This is a well-plotted Silva thriller, in which the bad guys this time is the corrupt new Russia under a beast of a president who remains nameless but is clearly meant to be Putin. Oh, and the pathetic world of dirty British politics (and morals) is on full display here too, a target which I found I enjoyed rather more than Silva’s tedious black-hatting of the Arabs in most of his novels.
Beautiful young English girl Madeline Hart is kidnapped during a vacation in colorful Corsica at a moment when she is rising to the top of her political career. Despite intensive searches, not a clue is found and after months, her disappearance begins to fade from the media. And that’s when a ransom note arrives for the British Prime Minister, giving him 7 days to pay a ransom for her or else. Turns out Madeline has been in a clandestine love affair with the married PM, and retired Israeli spy and master assassin Gabriel Allon is called upon by an old friend and British spymaster to do his magic and find and get her back. Allon ends up in an unusual alliance with the assassin who spared his and his wife’s lives in a previous Silva novel, and the two back each other up in unraveling the story of who is behind the kidnapping. Of course, Allon’s Mossad team is fully deployed as well, always a welcome addition to the plot. And finally, Silva adds just a touch of mysticism to ratchet up the tension.
There’s a lot of psychological manipulation on all sides going on, which gives lots of added nuance to Silva’s always masterful political thrillers, and a couple of major plot twists which had me gasping in disbelief. For fear of giving away too much, I’ll just say that Allon appears more vulnerable in this novel than in others I’ve read, which makes him an even more appealing protagonist. Silva’s politics are getting more interesting as well, and with Allon “back in the saddle” by the end, I think we can all safely anticipate more good reading to come.

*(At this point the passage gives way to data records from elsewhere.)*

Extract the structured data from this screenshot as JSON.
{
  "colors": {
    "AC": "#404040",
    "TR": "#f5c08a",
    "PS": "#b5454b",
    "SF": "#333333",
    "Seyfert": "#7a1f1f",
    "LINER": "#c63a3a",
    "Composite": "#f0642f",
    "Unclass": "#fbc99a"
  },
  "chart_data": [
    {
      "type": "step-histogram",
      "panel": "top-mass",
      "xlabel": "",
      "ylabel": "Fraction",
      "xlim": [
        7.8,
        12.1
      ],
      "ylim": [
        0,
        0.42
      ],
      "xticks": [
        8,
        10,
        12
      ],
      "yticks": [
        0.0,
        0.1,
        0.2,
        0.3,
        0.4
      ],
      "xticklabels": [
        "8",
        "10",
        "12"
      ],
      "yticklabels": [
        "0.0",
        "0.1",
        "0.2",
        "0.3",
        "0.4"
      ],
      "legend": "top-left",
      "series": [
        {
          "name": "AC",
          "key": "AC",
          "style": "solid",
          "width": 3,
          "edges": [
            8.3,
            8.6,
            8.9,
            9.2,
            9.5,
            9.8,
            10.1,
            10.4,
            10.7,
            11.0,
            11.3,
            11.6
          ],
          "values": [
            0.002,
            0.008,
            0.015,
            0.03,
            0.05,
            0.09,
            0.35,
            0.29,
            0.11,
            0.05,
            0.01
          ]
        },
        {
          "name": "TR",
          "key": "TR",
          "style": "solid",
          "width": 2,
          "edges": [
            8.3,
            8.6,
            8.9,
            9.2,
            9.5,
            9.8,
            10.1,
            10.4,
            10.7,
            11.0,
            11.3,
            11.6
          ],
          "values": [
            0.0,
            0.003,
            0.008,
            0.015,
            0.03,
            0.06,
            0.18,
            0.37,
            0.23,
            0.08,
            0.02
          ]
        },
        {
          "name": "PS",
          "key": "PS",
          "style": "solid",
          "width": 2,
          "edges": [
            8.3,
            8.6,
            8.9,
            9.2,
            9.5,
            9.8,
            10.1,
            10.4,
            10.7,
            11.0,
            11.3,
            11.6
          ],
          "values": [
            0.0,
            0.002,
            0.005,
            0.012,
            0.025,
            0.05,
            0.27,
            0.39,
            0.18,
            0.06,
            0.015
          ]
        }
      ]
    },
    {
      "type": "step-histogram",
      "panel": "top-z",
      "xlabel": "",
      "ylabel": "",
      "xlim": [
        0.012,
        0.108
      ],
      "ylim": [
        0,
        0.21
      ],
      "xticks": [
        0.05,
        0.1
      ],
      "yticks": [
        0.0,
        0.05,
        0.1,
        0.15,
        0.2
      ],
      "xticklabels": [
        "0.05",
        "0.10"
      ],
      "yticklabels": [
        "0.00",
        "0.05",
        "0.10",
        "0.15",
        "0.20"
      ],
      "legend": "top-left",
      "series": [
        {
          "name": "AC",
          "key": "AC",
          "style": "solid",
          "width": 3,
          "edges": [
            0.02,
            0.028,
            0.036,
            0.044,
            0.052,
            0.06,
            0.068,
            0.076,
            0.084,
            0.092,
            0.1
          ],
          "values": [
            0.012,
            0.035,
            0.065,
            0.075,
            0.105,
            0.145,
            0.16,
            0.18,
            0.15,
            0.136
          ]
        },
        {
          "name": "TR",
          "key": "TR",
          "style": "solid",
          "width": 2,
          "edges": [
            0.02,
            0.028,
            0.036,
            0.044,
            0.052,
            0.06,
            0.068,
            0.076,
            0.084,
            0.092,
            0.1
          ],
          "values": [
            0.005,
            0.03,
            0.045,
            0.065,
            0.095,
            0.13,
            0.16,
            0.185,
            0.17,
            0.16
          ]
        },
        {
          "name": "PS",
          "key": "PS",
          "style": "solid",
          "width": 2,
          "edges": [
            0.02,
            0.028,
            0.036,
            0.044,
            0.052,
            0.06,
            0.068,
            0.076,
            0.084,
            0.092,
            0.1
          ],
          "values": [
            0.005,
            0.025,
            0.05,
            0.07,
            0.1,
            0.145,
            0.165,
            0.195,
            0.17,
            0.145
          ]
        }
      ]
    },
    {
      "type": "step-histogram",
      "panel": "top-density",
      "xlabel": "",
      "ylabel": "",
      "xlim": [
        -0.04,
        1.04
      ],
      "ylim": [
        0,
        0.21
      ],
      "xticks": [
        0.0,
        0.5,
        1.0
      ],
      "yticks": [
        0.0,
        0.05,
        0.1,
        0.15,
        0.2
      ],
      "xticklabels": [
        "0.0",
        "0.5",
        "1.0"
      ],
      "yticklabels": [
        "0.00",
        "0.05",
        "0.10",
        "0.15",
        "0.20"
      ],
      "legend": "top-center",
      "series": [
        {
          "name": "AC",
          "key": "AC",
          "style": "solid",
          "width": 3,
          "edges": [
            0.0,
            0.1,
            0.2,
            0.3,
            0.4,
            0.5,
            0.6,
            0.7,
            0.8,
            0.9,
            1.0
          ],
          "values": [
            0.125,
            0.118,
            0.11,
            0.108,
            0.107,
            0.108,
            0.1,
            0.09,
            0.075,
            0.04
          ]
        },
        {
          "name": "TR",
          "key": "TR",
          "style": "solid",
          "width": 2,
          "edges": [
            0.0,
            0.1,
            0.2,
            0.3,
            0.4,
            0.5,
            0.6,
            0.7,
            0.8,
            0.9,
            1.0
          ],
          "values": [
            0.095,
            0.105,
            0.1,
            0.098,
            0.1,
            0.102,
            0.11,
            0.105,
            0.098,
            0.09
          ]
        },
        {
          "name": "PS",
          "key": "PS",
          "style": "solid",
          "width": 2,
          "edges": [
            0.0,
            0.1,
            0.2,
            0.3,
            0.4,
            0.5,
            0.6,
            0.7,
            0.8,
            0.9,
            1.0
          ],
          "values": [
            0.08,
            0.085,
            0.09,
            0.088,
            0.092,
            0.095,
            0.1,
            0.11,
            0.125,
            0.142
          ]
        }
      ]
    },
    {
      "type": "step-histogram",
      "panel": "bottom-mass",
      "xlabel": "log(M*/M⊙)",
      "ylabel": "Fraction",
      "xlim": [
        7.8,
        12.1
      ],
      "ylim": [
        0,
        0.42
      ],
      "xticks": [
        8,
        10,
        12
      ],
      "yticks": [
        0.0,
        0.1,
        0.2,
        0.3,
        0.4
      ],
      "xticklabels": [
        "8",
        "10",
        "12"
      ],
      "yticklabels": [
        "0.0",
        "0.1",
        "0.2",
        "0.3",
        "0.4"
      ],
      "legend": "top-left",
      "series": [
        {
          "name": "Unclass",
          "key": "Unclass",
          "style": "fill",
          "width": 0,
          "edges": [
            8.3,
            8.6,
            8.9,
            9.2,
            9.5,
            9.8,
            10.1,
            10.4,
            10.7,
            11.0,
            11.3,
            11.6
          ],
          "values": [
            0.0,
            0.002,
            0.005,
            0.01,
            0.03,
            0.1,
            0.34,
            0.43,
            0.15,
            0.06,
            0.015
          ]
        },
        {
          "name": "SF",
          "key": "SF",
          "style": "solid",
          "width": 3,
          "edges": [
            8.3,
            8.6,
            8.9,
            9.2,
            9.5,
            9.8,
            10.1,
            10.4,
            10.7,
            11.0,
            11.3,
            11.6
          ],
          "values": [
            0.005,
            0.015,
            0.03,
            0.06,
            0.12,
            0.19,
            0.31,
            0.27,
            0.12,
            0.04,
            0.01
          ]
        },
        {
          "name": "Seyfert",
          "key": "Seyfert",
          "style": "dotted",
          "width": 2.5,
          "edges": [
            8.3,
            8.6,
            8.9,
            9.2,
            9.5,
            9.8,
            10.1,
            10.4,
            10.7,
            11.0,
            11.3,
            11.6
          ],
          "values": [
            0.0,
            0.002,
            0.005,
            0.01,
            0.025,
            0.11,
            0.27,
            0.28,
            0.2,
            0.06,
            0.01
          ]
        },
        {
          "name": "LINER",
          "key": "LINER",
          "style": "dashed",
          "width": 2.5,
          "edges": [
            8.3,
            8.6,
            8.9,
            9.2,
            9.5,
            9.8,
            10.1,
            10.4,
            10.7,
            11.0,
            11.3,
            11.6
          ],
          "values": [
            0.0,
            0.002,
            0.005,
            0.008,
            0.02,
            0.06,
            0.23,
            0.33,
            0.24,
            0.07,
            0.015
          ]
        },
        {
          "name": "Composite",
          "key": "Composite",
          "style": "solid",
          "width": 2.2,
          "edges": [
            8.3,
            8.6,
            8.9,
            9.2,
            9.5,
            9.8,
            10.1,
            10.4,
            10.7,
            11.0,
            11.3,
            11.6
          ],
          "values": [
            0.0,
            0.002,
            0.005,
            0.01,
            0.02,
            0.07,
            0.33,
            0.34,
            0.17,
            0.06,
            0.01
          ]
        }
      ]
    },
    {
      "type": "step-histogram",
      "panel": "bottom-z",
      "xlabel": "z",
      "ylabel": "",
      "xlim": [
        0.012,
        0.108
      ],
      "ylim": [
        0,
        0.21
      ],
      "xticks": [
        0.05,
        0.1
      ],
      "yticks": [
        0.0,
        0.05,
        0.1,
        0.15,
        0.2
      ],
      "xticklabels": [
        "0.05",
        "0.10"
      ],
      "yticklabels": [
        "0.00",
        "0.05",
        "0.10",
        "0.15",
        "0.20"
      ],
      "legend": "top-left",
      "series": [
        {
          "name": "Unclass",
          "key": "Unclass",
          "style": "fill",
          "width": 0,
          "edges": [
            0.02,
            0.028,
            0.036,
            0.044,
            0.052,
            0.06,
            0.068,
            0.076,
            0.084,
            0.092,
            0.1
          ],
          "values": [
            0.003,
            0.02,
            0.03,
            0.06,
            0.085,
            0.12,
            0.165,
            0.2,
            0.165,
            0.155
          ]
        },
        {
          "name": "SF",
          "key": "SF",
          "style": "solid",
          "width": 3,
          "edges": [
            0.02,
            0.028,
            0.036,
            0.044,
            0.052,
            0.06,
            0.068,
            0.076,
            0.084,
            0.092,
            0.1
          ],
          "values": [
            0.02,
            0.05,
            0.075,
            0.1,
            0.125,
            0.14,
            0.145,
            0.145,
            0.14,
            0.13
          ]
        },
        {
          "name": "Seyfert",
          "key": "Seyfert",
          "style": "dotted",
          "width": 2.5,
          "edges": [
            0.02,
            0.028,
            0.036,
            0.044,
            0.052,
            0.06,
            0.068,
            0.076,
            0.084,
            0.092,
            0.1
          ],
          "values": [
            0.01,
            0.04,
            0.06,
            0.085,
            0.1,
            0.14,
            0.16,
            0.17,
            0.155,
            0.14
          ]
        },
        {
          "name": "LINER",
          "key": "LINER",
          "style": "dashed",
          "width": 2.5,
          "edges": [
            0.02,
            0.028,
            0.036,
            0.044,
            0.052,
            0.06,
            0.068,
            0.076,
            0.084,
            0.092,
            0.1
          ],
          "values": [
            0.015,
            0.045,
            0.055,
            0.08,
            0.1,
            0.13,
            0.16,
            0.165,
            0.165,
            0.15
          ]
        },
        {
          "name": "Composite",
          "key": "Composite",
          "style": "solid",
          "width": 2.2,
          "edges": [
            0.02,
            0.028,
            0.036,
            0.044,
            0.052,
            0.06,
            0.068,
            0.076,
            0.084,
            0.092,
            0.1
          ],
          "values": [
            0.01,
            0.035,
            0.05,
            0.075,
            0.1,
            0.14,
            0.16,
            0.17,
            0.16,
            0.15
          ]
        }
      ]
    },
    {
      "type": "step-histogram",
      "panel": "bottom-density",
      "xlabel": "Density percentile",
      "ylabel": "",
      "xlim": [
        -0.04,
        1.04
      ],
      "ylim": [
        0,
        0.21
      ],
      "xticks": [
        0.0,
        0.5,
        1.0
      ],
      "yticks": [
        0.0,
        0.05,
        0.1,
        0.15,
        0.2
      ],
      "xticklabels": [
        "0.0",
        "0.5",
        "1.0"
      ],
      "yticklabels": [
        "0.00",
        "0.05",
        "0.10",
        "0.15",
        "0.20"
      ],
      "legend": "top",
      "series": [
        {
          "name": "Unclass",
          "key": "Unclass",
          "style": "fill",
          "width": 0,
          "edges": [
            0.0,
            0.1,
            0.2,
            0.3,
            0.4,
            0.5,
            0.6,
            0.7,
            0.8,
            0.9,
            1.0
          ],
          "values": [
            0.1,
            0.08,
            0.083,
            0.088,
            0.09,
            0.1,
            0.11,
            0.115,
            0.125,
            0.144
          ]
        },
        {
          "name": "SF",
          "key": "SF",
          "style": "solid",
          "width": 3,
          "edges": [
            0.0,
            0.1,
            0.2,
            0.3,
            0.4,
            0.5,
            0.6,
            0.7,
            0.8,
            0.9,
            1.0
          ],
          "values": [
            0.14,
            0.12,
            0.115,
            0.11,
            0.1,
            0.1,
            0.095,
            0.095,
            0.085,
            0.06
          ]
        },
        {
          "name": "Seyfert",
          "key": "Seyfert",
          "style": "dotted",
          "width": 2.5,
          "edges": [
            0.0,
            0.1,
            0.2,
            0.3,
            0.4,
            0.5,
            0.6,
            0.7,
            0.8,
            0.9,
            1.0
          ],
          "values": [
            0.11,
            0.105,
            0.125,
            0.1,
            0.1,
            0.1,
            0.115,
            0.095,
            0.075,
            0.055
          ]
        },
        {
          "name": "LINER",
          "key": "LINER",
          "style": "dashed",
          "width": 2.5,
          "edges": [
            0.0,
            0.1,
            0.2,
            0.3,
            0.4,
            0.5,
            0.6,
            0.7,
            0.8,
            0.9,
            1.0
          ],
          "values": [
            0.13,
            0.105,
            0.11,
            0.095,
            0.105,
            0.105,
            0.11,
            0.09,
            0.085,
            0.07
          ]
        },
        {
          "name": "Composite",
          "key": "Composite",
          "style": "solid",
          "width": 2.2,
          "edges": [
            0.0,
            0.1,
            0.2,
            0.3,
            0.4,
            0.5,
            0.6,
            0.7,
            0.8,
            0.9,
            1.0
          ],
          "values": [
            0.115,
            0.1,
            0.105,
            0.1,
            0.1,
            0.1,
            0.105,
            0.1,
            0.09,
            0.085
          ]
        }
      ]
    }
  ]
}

Hi ho Silva! (sorry about that! Couldn’t resist!)
McEwan wrote this slim novel as an indictment of immorality in high places, whether government, the media, or the arts. And McEwan is a brilliant enough author to have succeeded in his endeavor—despite a weak plot and a frankly silly ending—where others would have failed miserably. That said, I think Amsterdam is worth reading, and the people who give out the Booker Prize apparently thought so too.
Amsterdam focuses on the story of two men—well, four, actually—who meet at the London funeral of the once loveable and vivacious Molly Lane. Molly has succumbed to a long, debilitating and miserable illness. The four include her wealthy husband George Lane, British Foreign Secretary Julian Garmony, prominent composer Clive Linley and newspaper editor Vernon Halliday, and they have all been Molly’s lovers at one time or another. Linley and Halliday have been best friends for years, and share contempt for the weak husband, hatred for the radical right-wing Foreign Secretary … and fear of dying a miserable death like Molly’s. The friends agree to assist each other to an early death should such a disease threaten either of them.
Linley is madly working against deadline to finish a commissioned symphony for the approaching Millennium, and is increasingly steeped in his own self-worship, to the point of turning his back on a woman about to be raped in order to hold onto a musical passage that has just occurred to him. Halliday is struggling to keep his alternative newspaper afloat and is thrilled when Molly’s widower unexpectedly offers him photos to publish that had been taken by Molly of the Foreign Secretary in drag. Halliday sees this as a golden opportunity to both destroy the despised Secretary’s career and give his newspaper a huge boost, but Linley denounces Halliday’s opportunism as a betrayal of Molly’s trust. A wedge is driven between the two, and longstanding grudges begin to surface and corrupt their relationship. And when circumstances turn against them both, the resulting crisis escalates into a shocking and unfortunately ridiculous climax.
McEwan brilliantly indulges his sardonic wit in this novel, which exposes the sins of political expediency and self-aggrandizement among society’s leaders. Always a worthy cause, in my opinion. And he has a clever twist at the end which went some distance to relieving my irritation at the absurdity of the book’s climax. But, along with many other reviewers, I am left to wonder why McEwan didn’t take more time to develop this book as he might have, which would have made it that much more powerful.